A prática da modelagem também conversa diretamente com o decrescimento de produção e valorização da peça produzida, tendo em vista que o artista entra em contato com uma reflexão sobre consumo, práticas manuais, gênero, corpo, tempo e autonomia. Segundo o relatório Fios da Moda: Perspectiva Sistêmica Para Circularidade, o processo tradicional de confecção mecanizado é a etapa que mais perde de tecido, uma média de 25%, enquanto o poliamida e algodão podem chegar a 31% e 50%, respectivamente. Essa perda gera cenários já conhecidos, como as montanhas de lixo têxtil distribuídas pelas ruas de bairros como Brás e Bom Retiro, em São Paulo. Ainda segundo o relatório, 16 caminhões de resíduo têxtil são descartados por dia somente na região do Brás.
A expansão para o online
Antes da pandemia provocar o fechamento dos estabelecimentos, a Biblioteca de Modelagem era aberta todos os sábados ao público, além de oficinas mensais para iniciantes que ensinavam passo a passo da construção de uma peça a partir de um dos moldes disponíveis. Agora, parte desse acervo pode ser encontrado na Biblioteca Online, que tende a trazer novos moldes ao longo dos meses – por hora, são 14 disponíveis. As modelagens podem ser impressas em folha sulfite A4, tamanho real e impressão para Plotter. O arquivo também contém a ficha técnica e o passo a passo de como imprimir e montar o molde.
As modelagens disponíveis podem ser usadas na sua forma original ou serem alteradas e personalizadas, e serem utilizadas para fins pessoais ou comerciais. O Ateliê também instiga os artistas a dividirem suas criações, para ampliar o acervo e ajudar a representar a diversidade de corpos que é deixada de lado pela indústria tradicional. Por hora, os modelos presentes no site apresentam gradação do 36 ao 56. “O que faz sentido para nós em cultivarmos o Ateliê Vivo é a democratização de saberes, compartilhamento de tempo do fazer manual e a experiência de processos criativos”, afirma Gabriela.

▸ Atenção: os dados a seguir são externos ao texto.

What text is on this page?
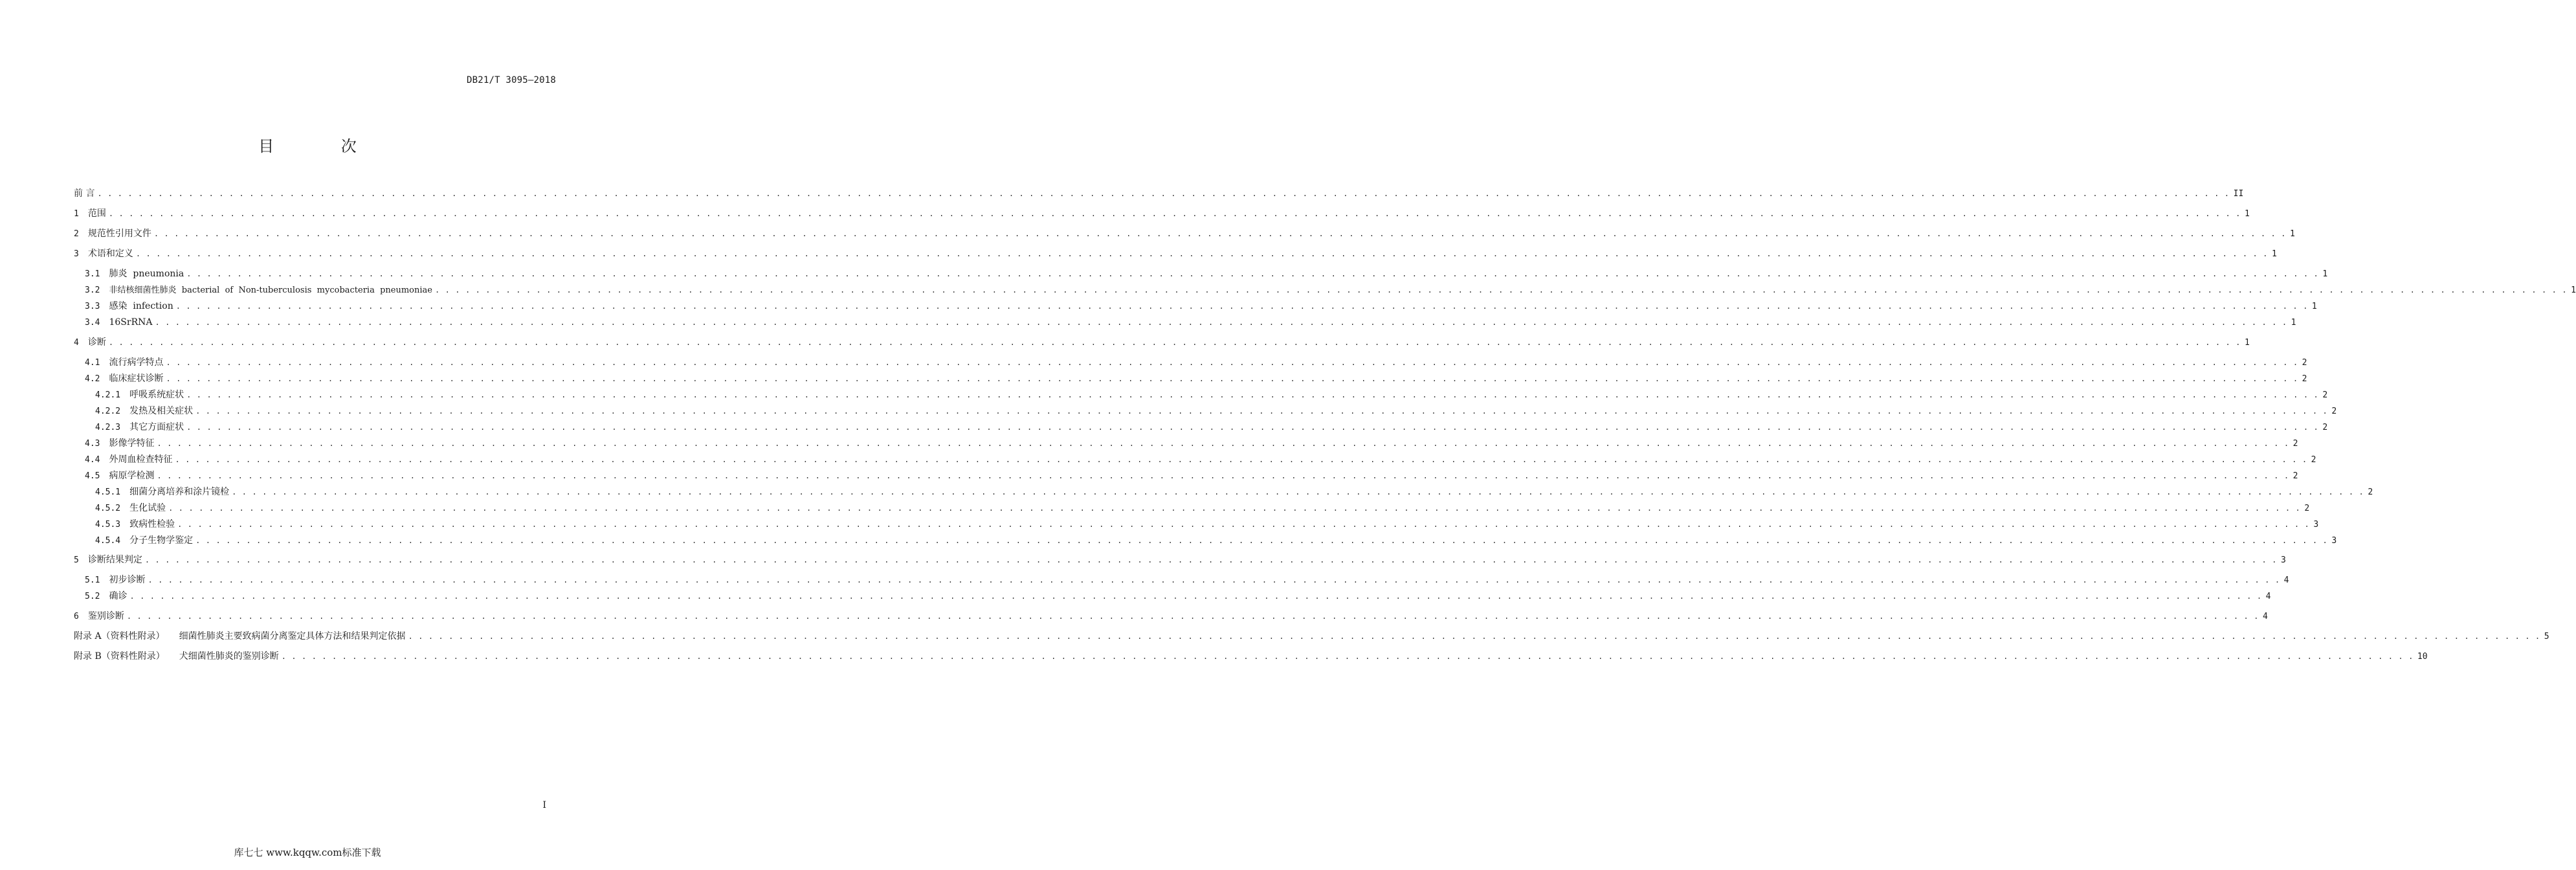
DB21/T 3095—2018
目 次
前 言 . . .	II
1 范围 . . .	1
2 规范性引用文件 . . .	1
3 术语和定义 . . .	1
3.1 肺炎  pneumonia . . .	1
3.2 非结核细菌性肺炎  bacterial  of  Non-tuberculosis  mycobacteria  pneumoniae . . .	1
3.3 感染  infection . . .	1
3.4 16SrRNA . . .	1
4 诊断 . . .	1
4.1 流行病学特点 . . .	2
4.2 临床症状诊断 . . .	2
4.2.1 呼吸系统症状 . . .	2
4.2.2 发热及相关症状 . . .	2
4.2.3 其它方面症状 . . .	2
4.3 影像学特征 . . .	2
4.4 外周血检查特征 . . .	2
4.5 病原学检测 . . .	2
4.5.1 细菌分离培养和涂片镜检 . . .	2
4.5.2 生化试验 . . .	2
4.5.3 致病性检验 . . .	3
4.5.4 分子生物学鉴定 . . .	3
5 诊断结果判定 . . .	3
5.1 初步诊断 . . .	4
5.2 确诊 . . .	4
6 鉴别诊断 . . .	4
附录 A（资料性附录） 细菌性肺炎主要致病菌分离鉴定具体方法和结果判定依据 . . .	5
附录 B（资料性附录） 犬细菌性肺炎的鉴别诊断 . . .	10
I
库七七 www.kqqw.com标准下载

Para ajudar na manutenção do espaço e a disponibilidade gratuita dos moldes, o Ateliê promove cursos dos mais diversos, através da pesquisa e do uso de técnicas têxteis como: modelagem, costura, moulage, tingimento, estamparia, bordado, crochê, tricô, renda, entre outros. Atualmente, as oficinas são ministradas em plataformas online e são anunciadas no Instagram. Além disso, os serviços do Laboratório Têxtil seguem funcionando, basta o interessado entrar em contato e pedir algum dos seguintes serviços: aulas, palestras, figurinos, roupas sob medida, roupas a partir de roupas, consertos, desenvolvimento de modelagens e peça piloto, trabalhos artísticos e intervenções têxteis.
Gabriela explica que, ao decorrer dessa trajetória de seis anos, houveram muitas mudanças, sejam pela movimentação na equipe, por debates que foram elaborados e pela escolha de serem mais autônomos para poder gerir o espaço. “Hoje em dia, trabalhamos diariamente para retroalimentar o Ateliê Vivo, criar e buscar os suportes que ele precisa e merece”, reforça.
Além de receber o apoio de editais públicos e parcerias institucionais, o Ateliê também se alimenta de colaboração de pessoas físicas e doações. Os equipamentos do local, em sua maioria, vieram dessas fontes, como as máquinas retas e overlocks (ambas caseiras e industriais), galoneira, balancim, mesas, tesouras, tecidos, fita métrica, entre outros. O Ateliê Vivo está aberto para interessados em conhecer melhor o projeto e colaborar com a expansão e democratização (real) da moda.